Il n'y a pas jusqu'à l'emploi de termes archaïques et dont
l'étymologie est encore inconnue pour désigner la maison des
prophètes (1Sa 10:18 et suivants) et l'assemblée des
prophètes (1Sa 19:20) qui ne témoigne en faveur de l'antiquité
de cette organisation. C'est parmi ces hommes plus particulièrement
accessibles aux émotions psychiques et spontanément tournés vers le
divin que Jéhovah, après la fondation de l'ancienne alliance, trouva
ses premiers hérauts. L'inspiration qui les saisit les met à part et
les lance dans des ministères individuels. Il est frappant en effet
de constater que Samuel, Élie, Elisée, tout en étant des chefs
d'écoles, des maîtres de confréries qu'ils tiennent étroitement sous
leur autorité (1Sa 19:18 et suivant, 2Ro 4:38 6:1 9:1 2:15,
etc.), agissent aussi indépendamment de la confrérie, jouent à titre
personnel des rôles politiques et se portent au besoin contre les
rois: Saül, Achab, Joram, comme feront plus tard les grands prophètes
du VIII e et du VII e siècle: Ésaïe contre Achaz, Jérémie contre
Sédécias (1Sa 15,1Ro 21, etc., 2Ro 3:13 et suivants). Le
double caractère de l'activité de ces prophètes de transition, hommes
des confréries et hommes de Dieu, explique qu'ils aient inspiré dans
le peuple et à la cour tantôt la crainte et la considération (1Ro
17:1 17:10 et suivants, 2Ro 1:13 4:27,37 2:12 6:21 8:9, etc.),
tantôt le mépris et la moquerie (2Ro 2:23 9:11,Jer 20:7 et
suivant
, etc.; le proverbe: «Saül serait-il aussi parmi les
prophètes?» (1Sa 19:24) signifiait certainement à l'origine: «le
roi aurait-il des attaches avec les exaltés?» c'est-à-dire: «est-il
admissible qu'il se commette avec des gens sans retenue ni qualité?»
«Qui est leur père?») (1Sa 10:12). Il ne semble pas qu'après le
IX e siècle les prophètes jéhovistes aient recherché la solidarité
avec les troupes de prophètes qui héritèrent des dons et des procédés
des anciens voyants ou magiciens et qui passaient pour avoir des
pouvoirs occultes sur la nature et sur les personnes, se tenant
volontiers à la cour des rois et vivant plus ou moins à leur solde.
Le nationalisme et l'amoralisme de ces confréries les mettaient
généralement en conflit avec les porte-parole authentiques de
Jéhovah, qu'ils bravaient en flattant l'orgueil de la cour d'où ils
tiraient leurs principaux moyens d'existence (1Ro 22:8,28).
C'est ainsi qu'Amos tient à faire savoir qu'il n'a rien de commun
avec le prophétisme courant. Au prêtre de Béthel qui, le croyant
semblable aux autres, lui dit: «Va-t'en, fuis en Juda, là tu gagneras
ton pain et tu prophétiseras», il répond fièrement: «Je ne suis ni
prophète, ni fils de prophète» (Am 7:14). Ses successeurs,
lorsqu'ils fulminent contre le peuple infidèle égaré par ses rois et
leurs conseillers, disent tout uniment: «les prophètes d'Israël» ou
«vos prophètes» (Jésus dira: «faux prophètes», Mt 7:13, cf.
Jer 28:15 29:31 et surtout Eze 13), désignant ainsi les
confréries de nebiim qui s'arrogeaient le droit de parler au nom de
Jéhovah et s'improvisaient indûment ses mandataires, exploiteurs de
la crédulité,



Qui annoncent le bonheur

Quand leur dent a de quoi mordre,

Et déclarent la guerre

Quand on ne leur met rien dans la bouche.

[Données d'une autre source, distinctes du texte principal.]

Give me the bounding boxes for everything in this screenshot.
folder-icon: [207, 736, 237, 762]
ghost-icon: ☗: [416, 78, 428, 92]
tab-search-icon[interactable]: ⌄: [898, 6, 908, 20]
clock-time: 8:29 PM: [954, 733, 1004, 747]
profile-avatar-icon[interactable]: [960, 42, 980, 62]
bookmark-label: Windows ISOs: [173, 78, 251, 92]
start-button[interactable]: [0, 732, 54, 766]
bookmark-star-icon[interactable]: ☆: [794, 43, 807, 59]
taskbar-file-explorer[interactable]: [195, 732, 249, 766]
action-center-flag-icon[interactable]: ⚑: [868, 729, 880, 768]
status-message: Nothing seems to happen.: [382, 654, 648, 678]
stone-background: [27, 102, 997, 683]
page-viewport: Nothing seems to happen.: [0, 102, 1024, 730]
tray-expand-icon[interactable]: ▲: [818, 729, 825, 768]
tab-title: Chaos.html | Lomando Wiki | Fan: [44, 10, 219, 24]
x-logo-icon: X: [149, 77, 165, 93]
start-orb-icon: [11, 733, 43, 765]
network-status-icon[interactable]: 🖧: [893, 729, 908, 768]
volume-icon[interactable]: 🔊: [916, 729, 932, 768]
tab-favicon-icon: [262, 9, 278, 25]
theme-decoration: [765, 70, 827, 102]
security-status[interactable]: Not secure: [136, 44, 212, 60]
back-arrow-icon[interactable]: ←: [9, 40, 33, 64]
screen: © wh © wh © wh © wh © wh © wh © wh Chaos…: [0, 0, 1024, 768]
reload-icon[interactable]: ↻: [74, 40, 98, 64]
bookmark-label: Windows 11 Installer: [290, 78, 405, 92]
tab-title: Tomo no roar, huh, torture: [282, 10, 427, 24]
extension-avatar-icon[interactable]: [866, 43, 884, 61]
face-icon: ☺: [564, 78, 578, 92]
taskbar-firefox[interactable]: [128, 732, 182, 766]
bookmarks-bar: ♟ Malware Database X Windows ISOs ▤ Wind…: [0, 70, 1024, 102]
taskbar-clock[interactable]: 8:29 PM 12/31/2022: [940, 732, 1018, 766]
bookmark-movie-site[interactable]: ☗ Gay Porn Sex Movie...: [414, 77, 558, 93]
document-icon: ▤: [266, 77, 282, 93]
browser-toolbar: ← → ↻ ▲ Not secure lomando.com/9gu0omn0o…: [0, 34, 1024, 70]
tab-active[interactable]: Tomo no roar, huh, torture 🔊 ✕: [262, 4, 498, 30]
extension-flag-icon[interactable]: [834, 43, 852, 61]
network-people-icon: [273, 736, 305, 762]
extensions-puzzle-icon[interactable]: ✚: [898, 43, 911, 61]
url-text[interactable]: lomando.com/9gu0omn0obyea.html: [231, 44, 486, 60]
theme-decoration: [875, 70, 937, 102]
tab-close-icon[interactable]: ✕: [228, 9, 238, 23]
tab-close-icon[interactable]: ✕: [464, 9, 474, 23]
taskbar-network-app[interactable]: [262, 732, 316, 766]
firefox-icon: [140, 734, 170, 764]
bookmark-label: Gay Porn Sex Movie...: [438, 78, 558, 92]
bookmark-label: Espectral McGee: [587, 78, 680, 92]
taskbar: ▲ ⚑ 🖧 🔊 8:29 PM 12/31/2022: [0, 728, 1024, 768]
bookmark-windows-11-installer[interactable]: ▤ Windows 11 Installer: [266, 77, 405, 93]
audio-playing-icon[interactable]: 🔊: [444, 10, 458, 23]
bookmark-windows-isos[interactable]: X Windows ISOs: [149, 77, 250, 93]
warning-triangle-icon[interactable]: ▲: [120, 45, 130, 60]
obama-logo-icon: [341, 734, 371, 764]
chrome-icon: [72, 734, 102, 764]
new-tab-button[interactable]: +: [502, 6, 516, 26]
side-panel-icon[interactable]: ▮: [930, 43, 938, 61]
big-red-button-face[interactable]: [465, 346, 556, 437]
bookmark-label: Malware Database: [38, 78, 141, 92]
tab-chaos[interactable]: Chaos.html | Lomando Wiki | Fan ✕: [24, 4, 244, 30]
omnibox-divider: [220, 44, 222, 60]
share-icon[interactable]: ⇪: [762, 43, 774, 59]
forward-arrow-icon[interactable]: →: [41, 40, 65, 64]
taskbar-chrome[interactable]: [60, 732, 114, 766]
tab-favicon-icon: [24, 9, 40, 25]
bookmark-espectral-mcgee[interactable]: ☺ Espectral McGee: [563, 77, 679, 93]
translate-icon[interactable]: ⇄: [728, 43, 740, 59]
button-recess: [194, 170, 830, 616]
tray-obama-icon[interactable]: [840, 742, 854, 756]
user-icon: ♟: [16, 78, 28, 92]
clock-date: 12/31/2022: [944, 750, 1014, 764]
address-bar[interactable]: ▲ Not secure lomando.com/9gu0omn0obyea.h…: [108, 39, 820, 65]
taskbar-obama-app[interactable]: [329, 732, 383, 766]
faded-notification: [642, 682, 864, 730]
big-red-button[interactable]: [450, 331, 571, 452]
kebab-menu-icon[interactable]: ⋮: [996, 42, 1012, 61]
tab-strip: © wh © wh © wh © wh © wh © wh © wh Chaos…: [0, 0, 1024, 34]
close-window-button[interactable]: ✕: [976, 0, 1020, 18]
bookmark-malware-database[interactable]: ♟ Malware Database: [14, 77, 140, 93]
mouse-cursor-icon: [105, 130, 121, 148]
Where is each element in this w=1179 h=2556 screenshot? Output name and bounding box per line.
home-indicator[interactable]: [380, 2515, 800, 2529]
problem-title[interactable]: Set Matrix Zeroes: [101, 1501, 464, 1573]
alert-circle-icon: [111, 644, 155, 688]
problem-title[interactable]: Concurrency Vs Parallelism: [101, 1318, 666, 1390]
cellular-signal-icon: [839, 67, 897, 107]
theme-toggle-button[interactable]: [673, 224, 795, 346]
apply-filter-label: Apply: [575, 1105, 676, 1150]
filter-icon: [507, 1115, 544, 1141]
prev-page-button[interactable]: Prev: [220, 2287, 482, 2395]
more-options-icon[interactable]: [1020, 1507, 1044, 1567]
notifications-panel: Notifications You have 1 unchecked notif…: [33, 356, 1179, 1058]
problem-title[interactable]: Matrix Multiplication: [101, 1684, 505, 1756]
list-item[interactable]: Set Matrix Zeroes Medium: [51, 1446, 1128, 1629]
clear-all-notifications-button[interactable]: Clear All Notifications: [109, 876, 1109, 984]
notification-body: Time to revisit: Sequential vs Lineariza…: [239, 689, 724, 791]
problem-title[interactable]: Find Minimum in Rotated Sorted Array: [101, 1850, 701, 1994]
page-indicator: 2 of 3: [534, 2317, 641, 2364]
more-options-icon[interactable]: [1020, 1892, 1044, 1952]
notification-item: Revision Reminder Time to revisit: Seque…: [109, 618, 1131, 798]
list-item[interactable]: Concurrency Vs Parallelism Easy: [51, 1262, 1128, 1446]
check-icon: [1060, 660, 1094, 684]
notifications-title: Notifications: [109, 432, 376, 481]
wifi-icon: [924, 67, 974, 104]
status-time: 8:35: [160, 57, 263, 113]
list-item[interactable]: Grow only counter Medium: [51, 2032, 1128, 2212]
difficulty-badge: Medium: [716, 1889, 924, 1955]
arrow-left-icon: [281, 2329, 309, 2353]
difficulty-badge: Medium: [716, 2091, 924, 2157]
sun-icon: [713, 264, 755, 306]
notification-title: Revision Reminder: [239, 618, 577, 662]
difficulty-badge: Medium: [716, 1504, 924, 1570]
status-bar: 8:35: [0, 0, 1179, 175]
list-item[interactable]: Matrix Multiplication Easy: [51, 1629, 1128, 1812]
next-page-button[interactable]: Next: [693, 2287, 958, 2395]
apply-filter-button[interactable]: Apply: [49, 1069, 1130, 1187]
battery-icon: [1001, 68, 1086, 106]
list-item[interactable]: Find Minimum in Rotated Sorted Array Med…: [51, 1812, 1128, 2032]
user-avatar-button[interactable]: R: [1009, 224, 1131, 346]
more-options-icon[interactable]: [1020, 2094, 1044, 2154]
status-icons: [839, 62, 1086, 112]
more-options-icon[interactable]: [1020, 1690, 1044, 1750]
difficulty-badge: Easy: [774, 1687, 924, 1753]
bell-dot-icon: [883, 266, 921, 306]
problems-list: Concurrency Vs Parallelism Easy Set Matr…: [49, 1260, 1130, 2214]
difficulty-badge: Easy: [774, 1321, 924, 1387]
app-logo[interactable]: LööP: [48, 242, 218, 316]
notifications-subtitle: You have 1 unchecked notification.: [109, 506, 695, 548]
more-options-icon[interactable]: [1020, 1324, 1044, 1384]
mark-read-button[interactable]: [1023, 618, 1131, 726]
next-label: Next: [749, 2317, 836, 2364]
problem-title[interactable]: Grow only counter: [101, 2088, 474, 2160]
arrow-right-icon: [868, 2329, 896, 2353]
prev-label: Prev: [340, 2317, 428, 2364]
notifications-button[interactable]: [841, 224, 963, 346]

(Mic 3:6,3:11,Esa 3:2 9:14 28:7 Jer 26:7-10 23:9-40 Eze 13:1,16 etc.)

Quand on lit les prédications des hommes de l'Esprit qui ont été
les fondateurs et les animateurs de la religion de Jéhovah en Israël,
on a l'impression très nette que le prophétisme jéhovique s'est peu à
peu développé, non seulement en réaction contre les prêtres et les
rois, mais aussi contre l'ensemble des inspirés qui portaient de leur
temps, en Israël et ailleurs, le nom de prophètes.